Charlie Hebdo: a wake-up call for funders
February 4, 2015 Emilie Dromzée

Charlie Picture

Pavel Fischer is the former political director at the Ministry of Foreign Affairs of the Czech Republic and was their Ambassador to France from 2003 to 2010, in 2010 he was awarded the prestigious French Order of the Legion of Honour. He is now on Chair of the Board of the Prague Freedom Foundation. This blog is his reflection on the terrorist attacks in Paris, last month.  

Freedom of Expression is one of the fundamental human rights we have become so used to standing up for over so many years, but still it remains so deeply contested.

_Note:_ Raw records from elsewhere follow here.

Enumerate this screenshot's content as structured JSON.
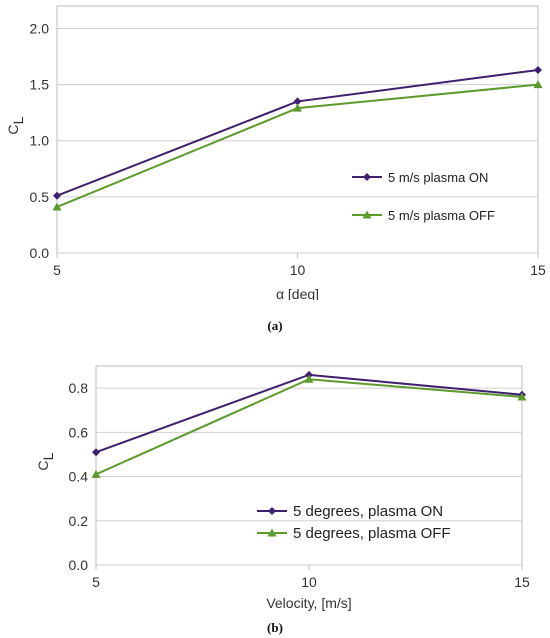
{
  "chart_data": [
    {
      "type": "line",
      "caption": "(a)",
      "x": [
        5,
        10,
        15
      ],
      "xlabel": "α [deg]",
      "ylabel_main": "C",
      "ylabel_sub": "L",
      "xlim": [
        5,
        15
      ],
      "ylim": [
        0,
        2.2
      ],
      "x_ticks": [
        "5",
        "10",
        "15"
      ],
      "y_ticks": [
        "0.0",
        "0.5",
        "1.0",
        "1.5",
        "2.0"
      ],
      "y_tick_values": [
        0,
        0.5,
        1.0,
        1.5,
        2.0
      ],
      "grid": "horizontal",
      "legend_position": "right",
      "series": [
        {
          "name": "5 m/s plasma ON",
          "values": [
            0.51,
            1.35,
            1.63
          ],
          "color": "#3f1f6e",
          "marker": "diamond"
        },
        {
          "name": "5 m/s plasma OFF",
          "values": [
            0.41,
            1.29,
            1.5
          ],
          "color": "#5c9a2b",
          "marker": "triangle"
        }
      ]
    },
    {
      "type": "line",
      "caption": "(b)",
      "x": [
        5,
        10,
        15
      ],
      "xlabel": "Velocity, [m/s]",
      "ylabel_main": "C",
      "ylabel_sub": "L",
      "xlim": [
        5,
        15
      ],
      "ylim": [
        0,
        0.9
      ],
      "x_ticks": [
        "5",
        "10",
        "15"
      ],
      "y_ticks": [
        "0.0",
        "0.2",
        "0.4",
        "0.6",
        "0.8"
      ],
      "y_tick_values": [
        0,
        0.2,
        0.4,
        0.6,
        0.8
      ],
      "grid": "horizontal",
      "legend_position": "bottom-right",
      "series": [
        {
          "name": "5 degrees, plasma ON",
          "values": [
            0.51,
            0.86,
            0.77
          ],
          "color": "#3f1f6e",
          "marker": "diamond"
        },
        {
          "name": "5 degrees, plasma OFF",
          "values": [
            0.41,
            0.84,
            0.76
          ],
          "color": "#5c9a2b",
          "marker": "triangle"
        }
      ]
    }
  ]
}
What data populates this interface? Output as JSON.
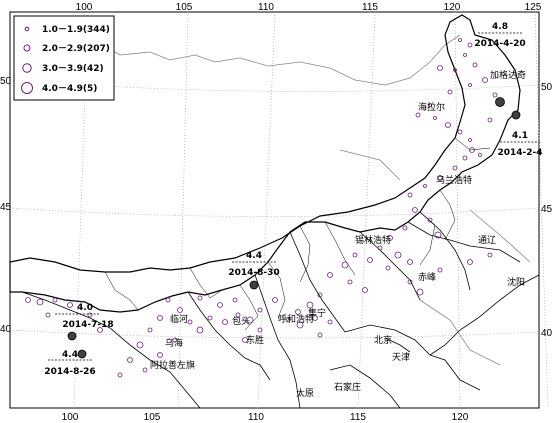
{
  "axes": {
    "lon_ticks_top": [
      "100",
      "105",
      "110",
      "115",
      "120",
      "125"
    ],
    "lon_ticks_bottom": [
      "100",
      "105",
      "110",
      "115",
      "120"
    ],
    "lat_ticks_left": [
      "50",
      "45",
      "40"
    ],
    "lat_ticks_right": [
      "50",
      "45",
      "40"
    ]
  },
  "legend": {
    "items": [
      {
        "label": "1.0－1.9(344)",
        "magnitude_class": "1.0-1.9",
        "count": 344
      },
      {
        "label": "2.0－2.9(207)",
        "magnitude_class": "2.0-2.9",
        "count": 207
      },
      {
        "label": "3.0－3.9(42)",
        "magnitude_class": "3.0-3.9",
        "count": 42
      },
      {
        "label": "4.0－4.9(5)",
        "magnitude_class": "4.0-4.9",
        "count": 5
      }
    ]
  },
  "colors": {
    "event_stroke": "#6b1f7a",
    "major_event_fill": "#404040",
    "boundary": "#000000",
    "graticule": "#aaaaaa",
    "outer_border": "#888888"
  },
  "cities": [
    "加格达奇",
    "海拉尔",
    "乌兰浩特",
    "锡林浩特",
    "通辽",
    "沈阳",
    "赤峰",
    "呼和浩特",
    "集宁",
    "包头",
    "临河",
    "东胜",
    "乌海",
    "阿拉善左旗",
    "北京",
    "天津",
    "石家庄",
    "太原"
  ],
  "major_events": [
    {
      "magnitude": "4.8",
      "date": "2014-4-20"
    },
    {
      "magnitude": "4.1",
      "date": "2014-2-4"
    },
    {
      "magnitude": "4.4",
      "date": "2014-8-30"
    },
    {
      "magnitude": "4.0",
      "date": "2014-7-18"
    },
    {
      "magnitude": "4.4",
      "date": "2014-8-26"
    }
  ]
}
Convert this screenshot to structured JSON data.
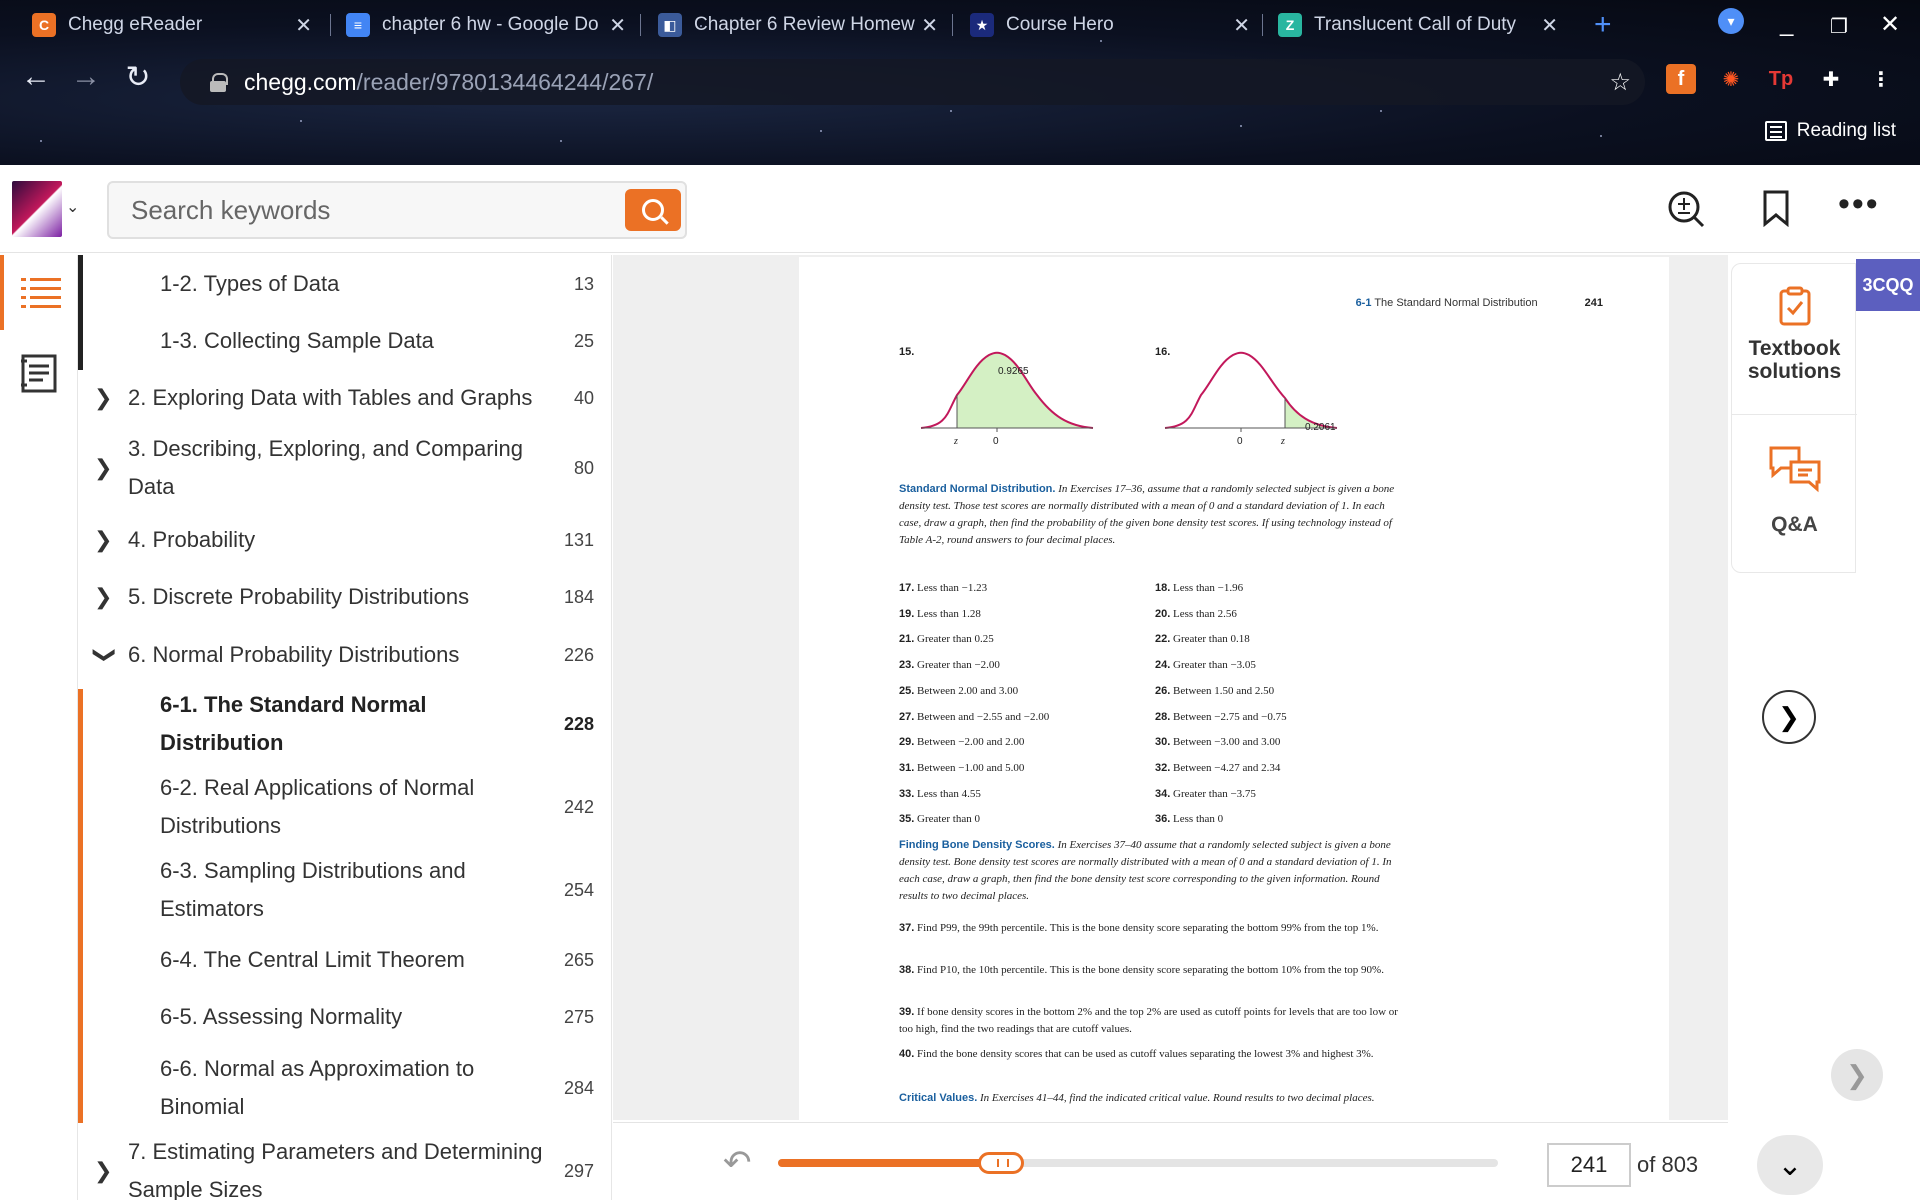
{
  "browser": {
    "tabs": [
      {
        "title": "Chegg eReader",
        "icon": "chegg-icon",
        "color": "#eb7125",
        "letter": "C"
      },
      {
        "title": "chapter 6 hw - Google Do",
        "icon": "google-docs-icon",
        "color": "#4285f4",
        "letter": "≡"
      },
      {
        "title": "Chapter 6 Review Homew",
        "icon": "pdf-icon",
        "color": "#3b5b9a",
        "letter": "◧"
      },
      {
        "title": "Course Hero",
        "icon": "course-hero-icon",
        "color": "#1b2a7b",
        "letter": "★"
      },
      {
        "title": "Translucent Call of Duty",
        "icon": "translucent-icon",
        "color": "#29b6a0",
        "letter": "Z"
      }
    ],
    "address": {
      "domain": "chegg.com",
      "path": "/reader/9780134464244/267/"
    },
    "reading_list": "Reading list"
  },
  "header": {
    "search_placeholder": "Search keywords"
  },
  "toc": {
    "items": [
      {
        "label": "1-2. Types of Data",
        "page": "13",
        "level": 2,
        "chev": ""
      },
      {
        "label": "1-3. Collecting Sample Data",
        "page": "25",
        "level": 2,
        "chev": ""
      },
      {
        "label": "2. Exploring Data with Tables and Graphs",
        "page": "40",
        "level": 1,
        "chev": ">"
      },
      {
        "label": "3. Describing, Exploring, and Comparing Data",
        "page": "80",
        "level": 1,
        "chev": ">"
      },
      {
        "label": "4. Probability",
        "page": "131",
        "level": 1,
        "chev": ">"
      },
      {
        "label": "5. Discrete Probability Distributions",
        "page": "184",
        "level": 1,
        "chev": ">"
      },
      {
        "label": "6. Normal Probability Distributions",
        "page": "226",
        "level": 1,
        "chev": "v"
      },
      {
        "label": "6-1. The Standard Normal Distribution",
        "page": "228",
        "level": 2,
        "chev": ""
      },
      {
        "label": "6-2. Real Applications of Normal Distributions",
        "page": "242",
        "level": 2,
        "chev": ""
      },
      {
        "label": "6-3. Sampling Distributions and Estimators",
        "page": "254",
        "level": 2,
        "chev": ""
      },
      {
        "label": "6-4. The Central Limit Theorem",
        "page": "265",
        "level": 2,
        "chev": ""
      },
      {
        "label": "6-5. Assessing Normality",
        "page": "275",
        "level": 2,
        "chev": ""
      },
      {
        "label": "6-6. Normal as Approximation to Binomial",
        "page": "284",
        "level": 2,
        "chev": ""
      },
      {
        "label": "7. Estimating Parameters and Determining Sample Sizes",
        "page": "297",
        "level": 1,
        "chev": ">"
      }
    ]
  },
  "textbook_page": {
    "section_ref": "6-1",
    "running_head": "The Standard Normal Distribution",
    "page_number": "241",
    "fig15": {
      "num": "15.",
      "value": "0.9265",
      "z": "z",
      "zero": "0"
    },
    "fig16": {
      "num": "16.",
      "value": "0.2061",
      "z": "z",
      "zero": "0"
    },
    "standard_normal": {
      "title": "Standard Normal Distribution.",
      "text": "In Exercises 17–36, assume that a randomly selected subject is given a bone density test. Those test scores are normally distributed with a mean of 0 and a standard deviation of 1. In each case, draw a graph, then find the probability of the given bone density test scores. If using technology instead of Table A-2, round answers to four decimal places."
    },
    "exercises": [
      {
        "n": "17.",
        "t": "Less than −1.23"
      },
      {
        "n": "18.",
        "t": "Less than −1.96"
      },
      {
        "n": "19.",
        "t": "Less than 1.28"
      },
      {
        "n": "20.",
        "t": "Less than 2.56"
      },
      {
        "n": "21.",
        "t": "Greater than 0.25"
      },
      {
        "n": "22.",
        "t": "Greater than 0.18"
      },
      {
        "n": "23.",
        "t": "Greater than −2.00"
      },
      {
        "n": "24.",
        "t": "Greater than −3.05"
      },
      {
        "n": "25.",
        "t": "Between 2.00 and 3.00"
      },
      {
        "n": "26.",
        "t": "Between 1.50 and 2.50"
      },
      {
        "n": "27.",
        "t": "Between and −2.55 and −2.00"
      },
      {
        "n": "28.",
        "t": "Between −2.75 and −0.75"
      },
      {
        "n": "29.",
        "t": "Between −2.00 and 2.00"
      },
      {
        "n": "30.",
        "t": "Between −3.00 and 3.00"
      },
      {
        "n": "31.",
        "t": "Between −1.00 and 5.00"
      },
      {
        "n": "32.",
        "t": "Between −4.27 and 2.34"
      },
      {
        "n": "33.",
        "t": "Less than 4.55"
      },
      {
        "n": "34.",
        "t": "Greater than −3.75"
      },
      {
        "n": "35.",
        "t": "Greater than 0"
      },
      {
        "n": "36.",
        "t": "Less than 0"
      }
    ],
    "bone_density": {
      "title": "Finding Bone Density Scores.",
      "text": "In Exercises 37–40 assume that a randomly selected subject is given a bone density test. Bone density test scores are normally distributed with a mean of 0 and a standard deviation of 1. In each case, draw a graph, then find the bone density test score corresponding to the given information. Round results to two decimal places."
    },
    "problems": [
      {
        "n": "37.",
        "t": "Find P99, the 99th percentile. This is the bone density score separating the bottom 99% from the top 1%."
      },
      {
        "n": "38.",
        "t": "Find P10, the 10th percentile. This is the bone density score separating the bottom 10% from the top 90%."
      },
      {
        "n": "39.",
        "t": "If bone density scores in the bottom 2% and the top 2% are used as cutoff points for levels that are too low or too high, find the two readings that are cutoff values."
      },
      {
        "n": "40.",
        "t": "Find the bone density scores that can be used as cutoff values separating the lowest 3% and highest 3%."
      }
    ],
    "critical": {
      "title": "Critical Values.",
      "text": "In Exercises 41–44, find the indicated critical value. Round results to two decimal places."
    }
  },
  "right_panel": {
    "badge": "3CQQ",
    "textbook_solutions": "Textbook solutions",
    "qa": "Q&A"
  },
  "footer": {
    "current_page": "241",
    "of_label": "of 803",
    "progress": 0.31
  },
  "colors": {
    "accent": "#eb7125",
    "link_blue": "#1a5f9e",
    "badge": "#5c5fbf",
    "curve_fill": "#d4f0c4",
    "curve_line": "#c2185b"
  }
}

As an example, let’s look at some of the countries which are members of the Council of Europe. In Azerbaijan, just after Christmas, the all 12 employees of Radio Free Europe/Radio Liberty were detained in the crackdown against the most professional media outlet in the country, and the Baku bureau has been closed by the authorities. Turkey has also become a country of a real concern in terms of respecting free expression: the number of journalists jailed in 2014 was 40, many of them detained without trial. The open tension among independent journalists and their respective governments in countries such as Montenegro or Serbia, is a matter of fact. In Hungary, a new interpretation of freedom is being developed, and in other countries of Europe, important business interests are challenging the independent media, all of which makes the recent terrorist attacks against the Charlie Hebdo journalists a genuine wake-up call, not just for France, but for Europe as a whole.

What is really going on? Are we witnessing a decline, in terms of freedom of expression, or is this a new era of struggle for freedom? How do we talk about freedom of expression while so many media outlets are in difficulties because of the meltdown of their economic model? What about the use of new social media? Do they help to improve conditions, or, instead, are they becoming tools of hate and intolerance? And how can we help to create spaces that embrace citizen action and enable open dialogue, even in societies deeply restricted by their governments?

As part of this debate at Prague Freedom Foundation, we organized in 2014 a Bridge Summer program, where young journalists from south and north of the Mediterranean spent two weeks thinking about freedom. Part of their training focused on the dilemma between freedom of expression and freedom of belief, and one case study focused on cartoons of the Prophet. We knew the theme was important then, but we could not have imagined that it would become a question of life and of death.

Encouraged by the experience of trying to create a network of young journalists, able and willing to confront these problems, we are about to start preparations for the 2015 summer school. We believe the challenge is of huge importance, even more so now.